Vergi yasalarının yer bakımından uygulamasında, vergilendirme yetkisinin ülke içerisinde ve ülke dışında kullanımından bahsedilir. Vergi yasası ister ülkesel yetki alanında kullanılsın, isterse ülkesel yetki alanı dışında kullanılsın bu yetkinin kullanılabilmesi için devletle kişi veya vergi konusu arasında bağ kuran mali bağ gerekir. Bu bağ, devletle vergi konusu arasında olabileceği gibi; devletle kişi(temelde yükümlü) arasında da vergilendirme yetkisinin kullanılmasını sağlayan bir bağ olabilir. Bu bağları vergilendirme yetkisinin ülkesel yetkiye dayalı olarak kullanılması ve ülke dışında kullanılması bakımından ikiye ayırarak inceleyebiliriz.
-
Vergilendirme Yetkisinin Ülkesel Alan İçinde Kullanımı
Vergilendirme yetkisinin ülkesel alan içinde kullanılması için “verginin mülkiliği” ilkesi geçerli olmalıdır. Bu ilkeye göre bir devletin vergilendirme yetkisini kullanabilmesi için vergi konusunun coğrafi olarak kendi ülkesi içerisinde bulunması gerekmektedir. Vergi konusundan kastedilen de gelir, servet ya da harcamadır.
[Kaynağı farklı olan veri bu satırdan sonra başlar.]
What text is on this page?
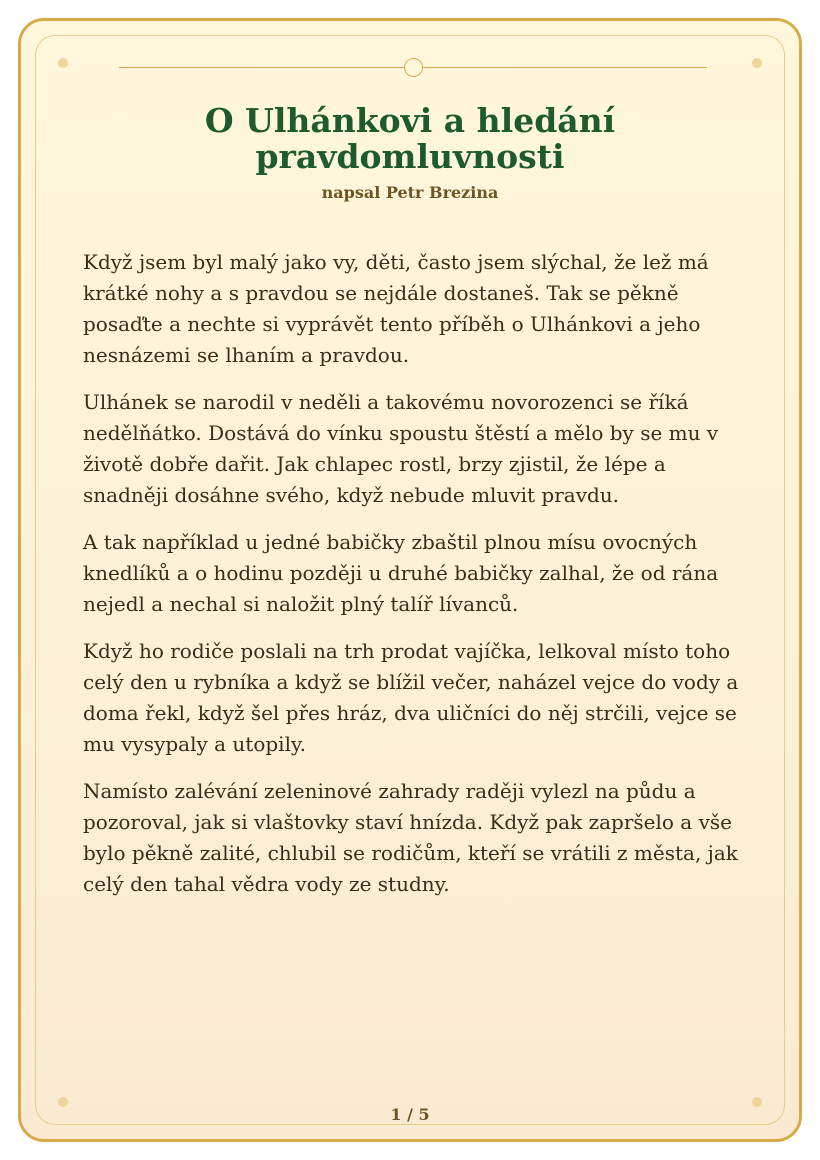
O Ulhánkovi a hledání pravdomluvnosti
napsal Petr Brezina

Když jsem byl malý jako vy, děti, často jsem slýchal, že lež má krátké nohy a s pravdou se nejdále dostaneš. Tak se pěkně posaďte a nechte si vyprávět tento příběh o Ulhánkovi a jeho nesnázemi se lhaním a pravdou.

Ulhánek se narodil v neděli a takovému novorozenci se říká nedělňátko. Dostává do vínku spoustu štěstí a mělo by se mu v životě dobře dařit. Jak chlapec rostl, brzy zjistil, že lépe a snadněji dosáhne svého, když nebude mluvit pravdu.

A tak například u jedné babičky zbaštil plnou mísu ovocných knedlíků a o hodinu později u druhé babičky zalhal, že od rána nejedl a nechal si naložit plný talíř lívanců.

Když ho rodiče poslali na trh prodat vajíčka, lelkoval místo toho celý den u rybníka a když se blížil večer, naházel vejce do vody a doma řekl, když šel přes hráz, dva uličníci do něj strčili, vejce se mu vysypaly a utopily.

Namísto zalévání zeleninové zahrady raději vylezl na půdu a pozoroval, jak si vlaštovky staví hnízda. Když pak zapršelo a vše bylo pěkně zalité, chlubil se rodičům, kteří se vrátili z města, jak celý den tahal vědra vody ze studny.

1 / 5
Yani devletin kendi ülkesel yetki alanı içinde yer alan vergi konuları üzerinde yetkisini kullanmasına vergilerin mülkiliği ilkesi denilmektedir. Vergilerin mülkiliği ilkesi esasında çeşitli vergi yasaları bakımından farklı ifade edilebilen bir ilkedir. Mesela katma değer vergisi kanunu bakımından bu ilke varış ülkesinde vergilendirme ilkesi adını alırken; gelir vergisi ve kurumlar vergisi bakımından kaynak ilkesi adını alır.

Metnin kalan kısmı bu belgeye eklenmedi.